「絵を描いたその場所に、その絵は残らない。生産する場所と消費する場所は一致しないのは世の常です」(p.96)
パリのオークションに持ちこまれた、ゴッホの自殺に使われたとされるリボルバーが引き金となり、稀代の芸術家であるゴッホとゴーギャンの知られざる真実を紐解いていく、原田マハの長編小説。
主人公は小さなパリのオークション会社に勤務する女性。
そんな彼女のもとに、謎の女性からとある一品が届けられる。
それは、かのフィンセント・ファン・ゴッホの自殺に使われたとされる、錆びついた一丁のリボルバーだった。
フランス絵画史の研究者でもある主人公は、いわくつきのリボルバーが本当にゴッホを撃ち抜いたものなのかを調べるため、ゴッホゆかりの地へと赴く。
そして、彼女たちは、ゴッホとゴーギャンのただならぬ関係について、歴史には残らなかった真実に迫っていく。
美術史に残る謎の一つであるゴッホの死に対して、決して憶測ではない丁寧な歴史見分と、豊かな色彩で描かれる登場人物の回想によって、歴史に名を刻む世紀の画家たちが実際に描いたストーリーだと信じさせられた。

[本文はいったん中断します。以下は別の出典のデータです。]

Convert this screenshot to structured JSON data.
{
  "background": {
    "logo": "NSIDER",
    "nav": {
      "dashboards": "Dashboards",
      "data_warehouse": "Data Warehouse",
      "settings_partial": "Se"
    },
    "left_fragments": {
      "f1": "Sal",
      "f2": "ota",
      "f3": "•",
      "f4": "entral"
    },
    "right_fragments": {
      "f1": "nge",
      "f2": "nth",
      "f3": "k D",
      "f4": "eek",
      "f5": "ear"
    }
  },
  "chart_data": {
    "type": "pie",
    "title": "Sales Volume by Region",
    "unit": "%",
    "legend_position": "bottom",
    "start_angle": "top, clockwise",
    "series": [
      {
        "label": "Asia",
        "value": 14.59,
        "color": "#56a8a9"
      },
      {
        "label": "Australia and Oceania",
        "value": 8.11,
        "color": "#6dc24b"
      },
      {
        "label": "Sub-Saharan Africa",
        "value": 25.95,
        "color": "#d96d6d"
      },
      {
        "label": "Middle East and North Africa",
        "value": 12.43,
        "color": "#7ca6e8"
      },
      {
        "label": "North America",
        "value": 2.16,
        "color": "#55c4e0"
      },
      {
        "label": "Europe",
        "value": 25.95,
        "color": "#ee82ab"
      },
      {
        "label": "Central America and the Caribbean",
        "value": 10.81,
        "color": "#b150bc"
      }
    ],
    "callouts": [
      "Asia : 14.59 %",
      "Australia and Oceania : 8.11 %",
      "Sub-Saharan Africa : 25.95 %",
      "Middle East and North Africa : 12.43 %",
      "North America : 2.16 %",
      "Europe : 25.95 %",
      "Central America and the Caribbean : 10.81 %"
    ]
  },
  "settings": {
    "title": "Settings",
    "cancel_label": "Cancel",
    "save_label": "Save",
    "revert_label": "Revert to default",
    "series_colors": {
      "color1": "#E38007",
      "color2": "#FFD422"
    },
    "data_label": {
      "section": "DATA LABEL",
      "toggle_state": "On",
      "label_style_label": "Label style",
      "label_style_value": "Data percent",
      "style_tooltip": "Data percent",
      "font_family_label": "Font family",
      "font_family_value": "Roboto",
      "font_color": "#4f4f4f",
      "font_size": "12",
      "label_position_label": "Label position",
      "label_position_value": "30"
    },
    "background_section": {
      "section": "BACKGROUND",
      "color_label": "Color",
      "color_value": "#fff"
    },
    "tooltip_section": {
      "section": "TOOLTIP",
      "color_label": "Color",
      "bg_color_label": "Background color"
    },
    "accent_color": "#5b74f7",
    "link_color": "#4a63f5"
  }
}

ゴッホとゴーギャン、お互いを意識していたからこそ、アートに対する才と情熱が彼らを引きつけ、結果的にぶつかりあい、決裂してしまう。そんな彼らの人生を通したライバル関係だけでも、一つの物語になるほどの重厚感。
それでも歴史の空白を埋める回想は、まさしく真実を辿るミステリーだった。
原田マハさんの物語には、美しく心を動かす一文で締められるから好き。